Perhaps one gateway out of America’s economic doldrums will come in the form of a boom – call it a bamboo boom, if you wish. What once was simply regarded as only a tropical product now has a growing number of people interested in what it might yield as both a green crop and a cash crop.
More than a year ago, Popular Mechanics writer Harry Sawyers offered his insight into this versatile natural building material:
“Bamboo has come into vogue as a green, sustainable resource that’s used for everything from cutting boards to clothing to wood floors. But until now, almost all of the bamboo in products sold here has come from overseas. That could change soon, as new planting techniques may lead to millions of new acres of bamboo shoots in the American South.”
Some agricultural visionaries even wonder if a plant like bamboo can revitalize farmland on the Mississippi Delta.
The American Bamboo Society (ABS) , formed in 1979, counts over 1,400 members living throughout the U.S. and in 37 other countries. For those who are interested, the ABS issues a bimonthly Magazine and the Journal to disseminate information about the use, care, propagation and beauty of bamboo.
Many regard bamboo as a wood product, due to its hardness and durability, but in reality it’s a large grass. Considered the largest of the grasses, there are over 1600 species of bamboo, 64% of which are native to Southeast Asia; 33% grows in Latin America, and the rest in Africa and Oceania. In non-tropical North America there are just three native species of bamboo. Compare this to 440 species native to Latin America, Master Garden Products shows.
Bamboo varies in height from dwarf, one-foot (30 cm) plants to giant timber bamboos that can grow to over 100 feet (30 m). It grows in many different climates, from jungles to high on mountainsides. Bamboos are further classified by the types of roots they have. Some, called runners, spread with a flourish, and others are classified as clumpers, which slowly expand from the original planting.
If interested in more about the plant, read author Paul Schneider. He has written prolifically about his love affair with bamboo, providing a cornucopia of information about growing the grass in colder climes. Schneider writes:
“Bamboo has proven to be an aesthetic asset to our garden here in Cambridge, New York (north of Albany on the Vermont border; confirmed Zone 4). It mixes well with many other plants both perennial and annual. Depending on the species, it can be used as a tall or medium background plant, a ‘statement’ plant, or as a low border or ground cover plant.”

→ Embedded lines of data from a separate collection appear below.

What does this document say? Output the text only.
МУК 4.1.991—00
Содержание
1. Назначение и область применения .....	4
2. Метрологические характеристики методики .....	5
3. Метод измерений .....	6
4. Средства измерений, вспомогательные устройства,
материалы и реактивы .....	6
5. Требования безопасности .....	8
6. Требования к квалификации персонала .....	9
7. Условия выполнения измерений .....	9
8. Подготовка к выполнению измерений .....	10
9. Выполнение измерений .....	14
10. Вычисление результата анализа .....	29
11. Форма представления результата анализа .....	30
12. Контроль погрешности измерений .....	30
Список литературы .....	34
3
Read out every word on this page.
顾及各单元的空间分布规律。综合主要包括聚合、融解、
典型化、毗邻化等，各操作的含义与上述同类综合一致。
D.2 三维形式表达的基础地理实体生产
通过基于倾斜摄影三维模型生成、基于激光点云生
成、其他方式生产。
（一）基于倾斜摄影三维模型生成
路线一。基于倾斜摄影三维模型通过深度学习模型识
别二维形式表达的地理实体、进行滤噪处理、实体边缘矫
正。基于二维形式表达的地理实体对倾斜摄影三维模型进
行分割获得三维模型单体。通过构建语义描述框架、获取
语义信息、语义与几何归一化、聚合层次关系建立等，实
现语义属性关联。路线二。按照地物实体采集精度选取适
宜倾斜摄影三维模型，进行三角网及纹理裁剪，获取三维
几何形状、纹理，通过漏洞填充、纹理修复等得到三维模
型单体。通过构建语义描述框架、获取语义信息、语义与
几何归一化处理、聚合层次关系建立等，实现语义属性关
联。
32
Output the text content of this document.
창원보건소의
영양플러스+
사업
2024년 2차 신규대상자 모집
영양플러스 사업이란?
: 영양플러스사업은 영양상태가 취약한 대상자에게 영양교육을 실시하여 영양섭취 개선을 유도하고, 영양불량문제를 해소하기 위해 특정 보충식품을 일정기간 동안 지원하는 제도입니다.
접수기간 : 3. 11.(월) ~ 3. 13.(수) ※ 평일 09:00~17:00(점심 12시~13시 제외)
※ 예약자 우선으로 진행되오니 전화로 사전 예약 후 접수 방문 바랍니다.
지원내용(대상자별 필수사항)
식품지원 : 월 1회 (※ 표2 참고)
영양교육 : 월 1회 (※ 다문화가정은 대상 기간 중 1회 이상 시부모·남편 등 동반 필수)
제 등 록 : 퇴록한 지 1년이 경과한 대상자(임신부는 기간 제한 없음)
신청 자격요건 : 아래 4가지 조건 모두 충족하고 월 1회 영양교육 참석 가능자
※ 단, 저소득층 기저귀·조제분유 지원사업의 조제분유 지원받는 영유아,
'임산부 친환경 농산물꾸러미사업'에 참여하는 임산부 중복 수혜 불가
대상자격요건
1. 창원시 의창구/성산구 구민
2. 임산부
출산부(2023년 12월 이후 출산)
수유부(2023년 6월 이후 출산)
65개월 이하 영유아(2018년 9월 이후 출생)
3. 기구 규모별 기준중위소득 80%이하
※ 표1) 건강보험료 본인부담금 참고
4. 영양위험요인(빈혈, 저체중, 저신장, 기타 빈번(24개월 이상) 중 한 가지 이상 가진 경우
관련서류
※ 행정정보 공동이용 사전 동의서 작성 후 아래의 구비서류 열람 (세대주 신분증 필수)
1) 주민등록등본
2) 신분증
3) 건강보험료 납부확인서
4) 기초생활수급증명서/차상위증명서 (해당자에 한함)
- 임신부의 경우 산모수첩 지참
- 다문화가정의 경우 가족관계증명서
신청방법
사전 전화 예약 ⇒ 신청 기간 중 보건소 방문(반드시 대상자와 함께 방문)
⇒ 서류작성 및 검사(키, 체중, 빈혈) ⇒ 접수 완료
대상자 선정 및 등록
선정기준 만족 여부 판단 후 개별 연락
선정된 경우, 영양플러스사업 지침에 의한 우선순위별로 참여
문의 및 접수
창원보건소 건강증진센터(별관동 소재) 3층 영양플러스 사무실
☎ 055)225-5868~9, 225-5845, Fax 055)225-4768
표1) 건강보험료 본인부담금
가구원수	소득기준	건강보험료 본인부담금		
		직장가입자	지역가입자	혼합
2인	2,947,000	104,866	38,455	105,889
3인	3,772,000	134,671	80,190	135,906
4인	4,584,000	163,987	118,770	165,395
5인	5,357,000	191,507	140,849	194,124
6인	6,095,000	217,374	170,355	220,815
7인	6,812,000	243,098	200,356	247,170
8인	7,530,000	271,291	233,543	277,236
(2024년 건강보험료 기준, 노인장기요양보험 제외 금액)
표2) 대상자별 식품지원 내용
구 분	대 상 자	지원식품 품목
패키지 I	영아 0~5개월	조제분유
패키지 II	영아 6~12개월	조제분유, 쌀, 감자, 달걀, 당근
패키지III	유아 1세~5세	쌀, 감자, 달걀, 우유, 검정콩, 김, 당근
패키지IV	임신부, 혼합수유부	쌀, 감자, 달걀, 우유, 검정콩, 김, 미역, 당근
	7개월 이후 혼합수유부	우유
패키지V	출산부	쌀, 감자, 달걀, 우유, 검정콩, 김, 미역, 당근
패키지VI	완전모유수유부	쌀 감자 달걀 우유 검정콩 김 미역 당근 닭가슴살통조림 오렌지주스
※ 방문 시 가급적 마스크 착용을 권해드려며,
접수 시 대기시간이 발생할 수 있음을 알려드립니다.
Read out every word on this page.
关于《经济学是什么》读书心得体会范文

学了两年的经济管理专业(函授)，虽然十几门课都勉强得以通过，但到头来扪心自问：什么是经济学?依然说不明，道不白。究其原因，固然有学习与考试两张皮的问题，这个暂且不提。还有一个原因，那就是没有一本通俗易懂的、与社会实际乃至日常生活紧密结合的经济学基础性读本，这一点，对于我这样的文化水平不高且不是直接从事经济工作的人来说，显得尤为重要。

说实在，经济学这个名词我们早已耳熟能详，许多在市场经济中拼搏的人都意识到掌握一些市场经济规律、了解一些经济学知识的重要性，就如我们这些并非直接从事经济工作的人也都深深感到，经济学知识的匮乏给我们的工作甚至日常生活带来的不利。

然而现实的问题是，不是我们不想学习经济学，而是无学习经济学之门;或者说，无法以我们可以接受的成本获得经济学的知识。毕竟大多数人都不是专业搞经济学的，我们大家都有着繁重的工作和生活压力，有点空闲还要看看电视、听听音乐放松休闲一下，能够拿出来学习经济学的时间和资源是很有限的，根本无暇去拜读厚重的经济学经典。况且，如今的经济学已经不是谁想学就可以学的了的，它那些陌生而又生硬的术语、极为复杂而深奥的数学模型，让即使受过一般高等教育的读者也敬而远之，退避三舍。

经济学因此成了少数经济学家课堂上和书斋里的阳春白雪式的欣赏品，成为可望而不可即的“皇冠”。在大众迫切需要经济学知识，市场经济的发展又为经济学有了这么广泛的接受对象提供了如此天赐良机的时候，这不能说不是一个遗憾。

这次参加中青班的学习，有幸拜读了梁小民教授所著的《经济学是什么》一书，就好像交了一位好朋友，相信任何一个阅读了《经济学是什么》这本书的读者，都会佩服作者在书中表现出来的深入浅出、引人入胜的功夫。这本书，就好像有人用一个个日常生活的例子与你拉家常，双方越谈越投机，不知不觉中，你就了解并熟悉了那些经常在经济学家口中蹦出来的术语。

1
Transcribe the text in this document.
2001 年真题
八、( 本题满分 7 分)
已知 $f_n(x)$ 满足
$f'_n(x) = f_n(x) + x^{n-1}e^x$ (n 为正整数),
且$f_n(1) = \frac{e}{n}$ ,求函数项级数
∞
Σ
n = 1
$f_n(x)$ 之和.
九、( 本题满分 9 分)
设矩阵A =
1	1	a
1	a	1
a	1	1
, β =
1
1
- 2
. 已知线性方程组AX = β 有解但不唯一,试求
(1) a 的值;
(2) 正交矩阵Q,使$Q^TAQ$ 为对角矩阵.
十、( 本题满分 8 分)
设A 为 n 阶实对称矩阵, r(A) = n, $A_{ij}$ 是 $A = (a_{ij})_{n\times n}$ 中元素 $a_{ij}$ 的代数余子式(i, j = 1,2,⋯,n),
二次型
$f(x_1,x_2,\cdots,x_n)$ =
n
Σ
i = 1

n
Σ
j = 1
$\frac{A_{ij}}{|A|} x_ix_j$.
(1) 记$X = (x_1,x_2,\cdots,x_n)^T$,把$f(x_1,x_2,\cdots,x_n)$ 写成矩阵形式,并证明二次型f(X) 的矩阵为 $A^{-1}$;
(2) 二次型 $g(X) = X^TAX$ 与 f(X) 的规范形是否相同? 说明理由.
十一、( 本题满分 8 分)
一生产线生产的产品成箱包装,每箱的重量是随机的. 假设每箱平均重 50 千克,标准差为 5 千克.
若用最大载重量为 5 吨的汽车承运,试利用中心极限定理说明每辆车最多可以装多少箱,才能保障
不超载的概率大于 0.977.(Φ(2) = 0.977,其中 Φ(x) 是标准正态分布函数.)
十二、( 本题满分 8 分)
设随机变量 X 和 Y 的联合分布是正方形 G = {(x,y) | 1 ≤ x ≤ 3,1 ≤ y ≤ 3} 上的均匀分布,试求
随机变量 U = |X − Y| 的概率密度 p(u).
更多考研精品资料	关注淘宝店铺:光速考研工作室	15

According to Patrick Malcolm, Golden Bamboo was the first of the Phyllostachys bamboo cultivars to be introduced into the United States, in 1882. In Alabama, bamboo was grown as a fast growing windbreak by southern tobacco farmers.
The poles from the golden bamboo have probably landed more fish in the southeastern U.S. than any other means of fishing, hence the name, fishing pole bamboo.
There are fundamental ROI issues, writes Sawyer:
“But getting the revenue flowing could prove to be the biggest obstacle. Unlike cotton, which promises a return on investment at the end of a single growing season, bamboo crops must mature for three or four years before they’re ready for the first harvest.”
The wait definitely sounds worth it.